ᝰ altı ay sonra...
Gerginlikle dizimi sıktığımda ortamda tek çıt çıkmıyordu. Üstelik yutkunmaktan boğazım yanıyordu.
"Başka bölüm yazdığını neden söylemedin bana?" Babamın sorusu ile bakışlarımı halıdan kaldırıp yüzüne çıkardım. Sonunda sessizliği bozmuştu..
Çatık kaşları ile yüzüme bakıyordu. Annem ise hemen yanımda oturuyordu. Tercih dönemini eve döndüğümde yapmış olmam sayesinde öğrenmişlerdi. öğrensinler istediğim için gelmiştim aslında.
"İlahiyat okumak istemiyordum baba." Gözlerimi yere eğip konuştuğumda dizimi sıktım. Konu yönelimime gelsin istemiyordum.

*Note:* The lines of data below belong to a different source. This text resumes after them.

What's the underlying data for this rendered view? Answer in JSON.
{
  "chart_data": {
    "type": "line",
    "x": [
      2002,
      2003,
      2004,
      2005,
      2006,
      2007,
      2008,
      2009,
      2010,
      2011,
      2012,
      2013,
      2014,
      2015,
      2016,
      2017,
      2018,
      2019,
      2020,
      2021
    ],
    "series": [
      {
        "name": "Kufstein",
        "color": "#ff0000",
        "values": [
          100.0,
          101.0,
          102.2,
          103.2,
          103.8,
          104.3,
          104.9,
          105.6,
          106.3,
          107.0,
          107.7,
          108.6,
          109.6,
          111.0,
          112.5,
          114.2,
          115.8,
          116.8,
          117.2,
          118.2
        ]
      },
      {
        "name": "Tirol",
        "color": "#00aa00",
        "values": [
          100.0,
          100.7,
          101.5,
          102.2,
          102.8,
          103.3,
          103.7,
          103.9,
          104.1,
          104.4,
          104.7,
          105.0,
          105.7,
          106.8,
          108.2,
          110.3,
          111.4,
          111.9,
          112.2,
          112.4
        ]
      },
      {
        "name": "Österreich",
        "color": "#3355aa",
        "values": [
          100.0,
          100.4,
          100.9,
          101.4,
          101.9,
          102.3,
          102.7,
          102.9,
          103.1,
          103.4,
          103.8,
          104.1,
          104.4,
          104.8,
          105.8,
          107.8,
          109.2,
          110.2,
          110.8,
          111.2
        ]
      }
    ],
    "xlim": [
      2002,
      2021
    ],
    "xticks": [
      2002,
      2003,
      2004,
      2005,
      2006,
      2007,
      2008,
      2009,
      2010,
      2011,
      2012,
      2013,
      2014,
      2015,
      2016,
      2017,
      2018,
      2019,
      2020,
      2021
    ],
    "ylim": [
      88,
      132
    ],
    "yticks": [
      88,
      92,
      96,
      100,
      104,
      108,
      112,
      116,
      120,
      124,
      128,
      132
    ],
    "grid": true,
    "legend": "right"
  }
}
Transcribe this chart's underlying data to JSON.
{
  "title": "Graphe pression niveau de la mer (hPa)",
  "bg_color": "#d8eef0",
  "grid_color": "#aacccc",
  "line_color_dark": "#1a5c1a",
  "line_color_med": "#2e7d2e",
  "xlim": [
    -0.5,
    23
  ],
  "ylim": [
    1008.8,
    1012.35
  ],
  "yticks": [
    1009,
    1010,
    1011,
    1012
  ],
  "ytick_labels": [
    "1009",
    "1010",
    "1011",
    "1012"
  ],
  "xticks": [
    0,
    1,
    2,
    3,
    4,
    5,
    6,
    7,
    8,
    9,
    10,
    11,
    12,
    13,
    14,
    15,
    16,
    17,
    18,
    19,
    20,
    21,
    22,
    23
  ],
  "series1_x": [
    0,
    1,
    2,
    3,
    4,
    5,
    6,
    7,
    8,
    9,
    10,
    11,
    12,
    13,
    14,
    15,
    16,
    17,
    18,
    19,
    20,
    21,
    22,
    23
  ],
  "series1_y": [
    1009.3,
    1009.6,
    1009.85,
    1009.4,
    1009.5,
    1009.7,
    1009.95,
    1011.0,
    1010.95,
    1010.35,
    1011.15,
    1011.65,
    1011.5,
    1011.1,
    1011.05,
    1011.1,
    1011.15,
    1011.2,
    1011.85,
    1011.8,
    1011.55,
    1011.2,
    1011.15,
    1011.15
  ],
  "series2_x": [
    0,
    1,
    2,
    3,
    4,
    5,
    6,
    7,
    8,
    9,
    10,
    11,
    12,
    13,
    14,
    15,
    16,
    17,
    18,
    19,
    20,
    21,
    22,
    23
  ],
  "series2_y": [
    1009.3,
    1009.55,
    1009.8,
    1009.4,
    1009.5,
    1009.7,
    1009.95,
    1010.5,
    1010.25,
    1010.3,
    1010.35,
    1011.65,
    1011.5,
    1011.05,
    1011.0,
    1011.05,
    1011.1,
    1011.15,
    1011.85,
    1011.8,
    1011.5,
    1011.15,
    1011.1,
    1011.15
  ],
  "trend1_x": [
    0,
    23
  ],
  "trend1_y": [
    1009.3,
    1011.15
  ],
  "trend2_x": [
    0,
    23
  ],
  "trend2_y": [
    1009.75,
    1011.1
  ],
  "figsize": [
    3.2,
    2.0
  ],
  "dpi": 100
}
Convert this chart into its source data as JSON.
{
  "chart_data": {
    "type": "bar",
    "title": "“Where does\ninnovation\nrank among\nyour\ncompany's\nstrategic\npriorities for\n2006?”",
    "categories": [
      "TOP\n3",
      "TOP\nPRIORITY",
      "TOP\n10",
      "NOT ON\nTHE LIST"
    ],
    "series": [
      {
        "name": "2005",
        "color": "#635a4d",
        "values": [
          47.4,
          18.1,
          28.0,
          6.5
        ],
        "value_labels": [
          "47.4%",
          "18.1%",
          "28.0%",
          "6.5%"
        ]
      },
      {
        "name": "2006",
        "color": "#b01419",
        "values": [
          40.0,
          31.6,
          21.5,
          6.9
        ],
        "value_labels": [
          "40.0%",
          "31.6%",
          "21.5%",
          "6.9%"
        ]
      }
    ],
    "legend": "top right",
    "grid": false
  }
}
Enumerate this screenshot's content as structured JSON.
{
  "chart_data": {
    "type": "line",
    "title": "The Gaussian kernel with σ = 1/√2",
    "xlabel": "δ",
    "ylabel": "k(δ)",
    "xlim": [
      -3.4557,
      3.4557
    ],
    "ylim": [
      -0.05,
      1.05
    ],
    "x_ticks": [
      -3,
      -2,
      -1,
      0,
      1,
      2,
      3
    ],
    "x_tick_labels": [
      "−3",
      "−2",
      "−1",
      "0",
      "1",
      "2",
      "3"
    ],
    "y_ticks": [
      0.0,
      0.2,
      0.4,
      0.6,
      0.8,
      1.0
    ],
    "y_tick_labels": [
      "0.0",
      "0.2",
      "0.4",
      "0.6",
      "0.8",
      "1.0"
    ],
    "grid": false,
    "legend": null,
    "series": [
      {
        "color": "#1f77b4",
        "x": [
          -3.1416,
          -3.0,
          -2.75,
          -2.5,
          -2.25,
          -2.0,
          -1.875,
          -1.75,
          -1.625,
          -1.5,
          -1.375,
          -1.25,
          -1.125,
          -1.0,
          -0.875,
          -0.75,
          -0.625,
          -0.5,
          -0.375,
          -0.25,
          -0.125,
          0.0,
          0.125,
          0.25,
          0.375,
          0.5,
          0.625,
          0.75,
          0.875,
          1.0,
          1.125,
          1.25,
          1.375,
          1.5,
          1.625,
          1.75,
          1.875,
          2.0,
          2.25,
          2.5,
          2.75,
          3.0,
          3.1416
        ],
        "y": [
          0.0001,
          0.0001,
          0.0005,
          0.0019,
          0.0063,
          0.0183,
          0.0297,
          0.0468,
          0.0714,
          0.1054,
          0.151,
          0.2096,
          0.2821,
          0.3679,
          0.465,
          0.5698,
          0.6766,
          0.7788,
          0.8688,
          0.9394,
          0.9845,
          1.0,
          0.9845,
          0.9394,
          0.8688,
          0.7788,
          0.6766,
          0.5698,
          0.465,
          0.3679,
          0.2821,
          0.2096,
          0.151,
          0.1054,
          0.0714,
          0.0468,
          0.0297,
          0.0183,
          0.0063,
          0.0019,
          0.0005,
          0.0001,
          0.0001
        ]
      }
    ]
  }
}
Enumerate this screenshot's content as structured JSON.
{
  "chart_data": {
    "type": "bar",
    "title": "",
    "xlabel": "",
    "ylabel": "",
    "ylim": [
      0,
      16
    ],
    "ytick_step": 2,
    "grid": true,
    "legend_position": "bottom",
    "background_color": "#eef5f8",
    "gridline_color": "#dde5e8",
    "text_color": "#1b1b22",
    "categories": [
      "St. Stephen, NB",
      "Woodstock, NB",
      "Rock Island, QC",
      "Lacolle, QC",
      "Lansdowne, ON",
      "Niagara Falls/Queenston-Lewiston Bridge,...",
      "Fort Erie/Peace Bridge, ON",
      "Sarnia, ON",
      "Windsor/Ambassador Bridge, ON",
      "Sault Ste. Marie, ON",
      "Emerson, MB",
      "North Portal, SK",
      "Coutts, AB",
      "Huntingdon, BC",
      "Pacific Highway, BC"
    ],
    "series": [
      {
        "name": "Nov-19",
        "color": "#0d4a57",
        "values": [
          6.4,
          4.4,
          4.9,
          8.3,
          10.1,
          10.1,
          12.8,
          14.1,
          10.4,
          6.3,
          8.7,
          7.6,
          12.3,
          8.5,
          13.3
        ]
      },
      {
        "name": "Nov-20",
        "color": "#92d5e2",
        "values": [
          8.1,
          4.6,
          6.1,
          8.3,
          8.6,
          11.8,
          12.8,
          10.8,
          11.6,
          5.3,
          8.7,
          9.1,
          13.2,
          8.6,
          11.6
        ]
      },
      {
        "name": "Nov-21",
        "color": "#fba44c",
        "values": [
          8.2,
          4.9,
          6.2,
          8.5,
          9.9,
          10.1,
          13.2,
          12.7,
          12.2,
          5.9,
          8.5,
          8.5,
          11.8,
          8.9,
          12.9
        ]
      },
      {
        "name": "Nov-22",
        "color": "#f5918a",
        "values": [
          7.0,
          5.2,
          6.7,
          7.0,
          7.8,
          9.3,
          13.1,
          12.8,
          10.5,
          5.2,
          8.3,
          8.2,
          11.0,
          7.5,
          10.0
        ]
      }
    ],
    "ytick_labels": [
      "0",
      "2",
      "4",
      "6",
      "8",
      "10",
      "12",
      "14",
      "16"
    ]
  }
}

"Böyle anlaşmamıştık ama." Dedi imayla. Göz ucuyla anneme baktım. Araya girmesi gerekiyordu acilen.
"İstemediğim bölümü okuyup hayatı kendime zindan etmek istemedim." İtirafım sayesinde babamın kaşları çatılmıştı.
"Dini kendine eziyet mi görüyorsun?" Dediğinde anında kafamı iki yana olumsuz anlamda salladım. "Baba onu kastetmediğimi iyi biliyorsun, bölümü tercih etmediğimde dinden çıkmıyorum ya." Sesimi sonradan düşürdüğümde derin bir nefes aldım.
"Ama dinden uzaklaşıyorsun." Diye hatırlattı kendince.
"Baba peygamber bile mekkeli müşriklere böyle davranmadı.." Diye mırıldandım. "Üstüme çok geliyorsun." Salonda oturan Ares gülmemek için koltuğun kol koyulan kısmını sıktığında gözlerimi ondan çektim hızla. Gülmemem lazımdı.
"Öbür dünyada yakama yapışacaksın niye ben harama gittiğimde beni durdurmadın diye.." ciddiyetle konuştuğunda devam etti. "ben hesap veremem evladımı terbiye edemedim diye." Gözlerimi yumdum birkaç saniye. Sakin ol Meriç..
"Ben yapışmam baba valla." Ares'in gülüşü ile babamın sinirle onu salondan kovması bir olmuştu.
Keşke bende Ares'in ailesinde doğmuş olsaydım. Onlar o kadar rahattı ki, ares böyle muhabbetleri duyunca sadece gülmekle yetiniyordu.
"Bu saatten sonra ne desem boş.." Dediğinde hevesle yüzüne baktım. "İyi git oku ne okuyorsan, karışmıyorum daha." Kalbimden veya omuzlarımdan nereden olduğunu bile bilmediğim bir yük üstümden kalktığında annem elimi tuttu destek verircesine.
Kalkıp sarıldığımda, kızgın olmasına rağmen sarılışıma karşılık verdi babam. Birbirimize sıkıca sarıldığımızda gözlerimi yumup birkaç saniye kollarımı çekmedim. Babamın sonunda bana destek çıkacağını bilseydim hiç kasmazdım bu kadar.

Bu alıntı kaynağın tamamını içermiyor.